This is where it all began, Reader. Or not really, because really it all began a year ago on the 4th of July when we went to West-By-God-Virgina to visit our favorites down there. And we had such a good time we declared, “We shall make this our 4th of July Tradition!” and raised a glass of something alcoholic and did some pinky swears to make it all official.
Fast forward a year later. And our friendies are determined to give us The Time Of Our Lives and Pete had a host of activities planned for us. I am going on the record as stating I didn’t need a host of planned activities, because I am more than happy to just hang out
at their house and use all their luxury amenities such as an in-ground pool, fire pit for s’moring, and a salt water hot tub and visit and chat.
But I as also willing to try something more outdoorsy than just laying about in the pool, so I put on my Game Face when they mentioned we’d be rafting down a lazy river. Because they made it sound so much fun, Reader. With a cooler of beers between us all, rafts hooked together as we lazed our way through a July afternoon, laughing and chatting and kicking up an occasional splash of water at each other in a move of just-pure-clean fun.
That does sound like fun, doesn’t it, Reader.
My first inkling that it might not be all Hats & Horns should have been when Vera gathered up the floats from the pool. Pool Floats. For a West Fucking Virginia River Raft trip. Reader, listen to me now and hear me later: Do NOT take pool floats to a gun fight. Or to the wild rivers of West Virginia.
But I didn’t question it too hard, because Pete & Vera. They know everything.
Second inkling that this may not go according to plan was when we were heading to the river and Kenny mused aloud, “I wonder how long until those rafts fly out of the truck?” and we rounded the first curve and saw rafts dragging behind the truck. Two of the better rafts died right there of road rash before they ever made it to the water.
Third niggling suspicion that this might not go according to plan should have been when we got to the docking point and I asked Vera where the paddles were and like a true Do-it-Yourselfer, she replied, “I forgot ’em, let’s go find some sticks.” STICKS, Reader. Sticks and Pool Floats. Launching into the river.
I was getting apprehensive, and when I’m apprehensive, I have to pee. A lot. “Go pee over there by the side of the road,” my friendies gamely advised me. Except I’m not good at outdoor peeing. It’s a skill I have never mastered, because I tend to avoid situations where there is no indoor plumbing.

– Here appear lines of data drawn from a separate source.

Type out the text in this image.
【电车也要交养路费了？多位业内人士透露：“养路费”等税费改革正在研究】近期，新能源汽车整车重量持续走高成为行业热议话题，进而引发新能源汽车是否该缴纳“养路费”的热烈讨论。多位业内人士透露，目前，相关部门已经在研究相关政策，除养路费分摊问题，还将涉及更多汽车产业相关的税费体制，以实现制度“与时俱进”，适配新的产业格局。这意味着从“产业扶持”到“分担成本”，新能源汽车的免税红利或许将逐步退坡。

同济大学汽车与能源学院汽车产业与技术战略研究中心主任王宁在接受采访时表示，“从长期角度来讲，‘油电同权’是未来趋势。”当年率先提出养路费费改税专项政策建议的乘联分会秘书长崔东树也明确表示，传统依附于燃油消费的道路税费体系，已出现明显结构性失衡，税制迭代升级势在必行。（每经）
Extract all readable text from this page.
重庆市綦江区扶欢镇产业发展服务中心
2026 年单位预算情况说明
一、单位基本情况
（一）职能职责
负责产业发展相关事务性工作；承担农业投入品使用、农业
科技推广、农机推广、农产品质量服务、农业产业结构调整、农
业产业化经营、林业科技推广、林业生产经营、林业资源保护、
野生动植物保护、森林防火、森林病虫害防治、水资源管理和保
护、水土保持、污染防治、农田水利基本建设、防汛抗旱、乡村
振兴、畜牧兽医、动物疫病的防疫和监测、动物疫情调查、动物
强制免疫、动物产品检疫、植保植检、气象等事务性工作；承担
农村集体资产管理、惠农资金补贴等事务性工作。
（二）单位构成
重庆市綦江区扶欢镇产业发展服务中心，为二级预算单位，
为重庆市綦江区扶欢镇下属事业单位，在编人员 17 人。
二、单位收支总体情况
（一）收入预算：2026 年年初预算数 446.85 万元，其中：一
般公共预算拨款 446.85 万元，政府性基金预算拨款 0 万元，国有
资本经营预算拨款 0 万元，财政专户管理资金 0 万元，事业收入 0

Then Darla piped up, “Leaves of Three!! Leaves of Three!” and at first I thought we found a stash of pot growing by the roadside and thought this might be the best trip ever, but then realized it was a call of action to watch out for the Poison Ivy. So if I had hesitation about peeing in the wild before, now it was a real concern as I don’t need a dose of poison ivy on my lady parts. I didn’t end up with poison ivy on my vagina (see, Reader, I told you in the post below we’d be back to the usual nonsense about my vagina. You’re welcome.), but I did end up with pee down my leg because I was too concerned to squat low to the ground and it was just all bad. Bad bad bad.
While I was peeing, the guys were taking the trucks down to the landing zone. They were gone about 20 minutes. TWENTY MINUTES, Reader. How many miles, at 70 miles an hour, do you think they went? Surely more than they should have, because at 1/2 mile an hour in that river we’d be Midnight Rafting, since we didn’t get started until 3 in the afternoon. Because, as Vera stated, “Ya’ll are sleepers, aren’t ya.” Yes, we are sleepers. We are lazy lazy guests who can’t get started until mid-afternoon, when most people are coming in from their rafting adventures.
Fourth warning that we should maybe be reconsidering our rafting adventure was when a group of kayakers came in where we were fixin’ to launch, looked at our assortment of pool floats & sticks and said, “Ya’ll taking those out there??” and sort of shook their heads at each other.
We thought they were envious of the fun we had planned. Because we had a cooler of beer, designed to float with two pool noodles tied together on each side. That’s why.
They were probably also noticing the pee down my leg, but by then I was getting re-nervous and just thinking about having to pee. Again. So I wanted to get in the water.
We finally set off in our assortment of pool floats. One two-banger was the Cadillac, that Pete & Vera were driving (see above), it was actually built for river rafting according to the box. I don’t know exactly what sort of river, but definitely a river more gentle and predictable with less shallow and pointy parts would be a pretty good guess.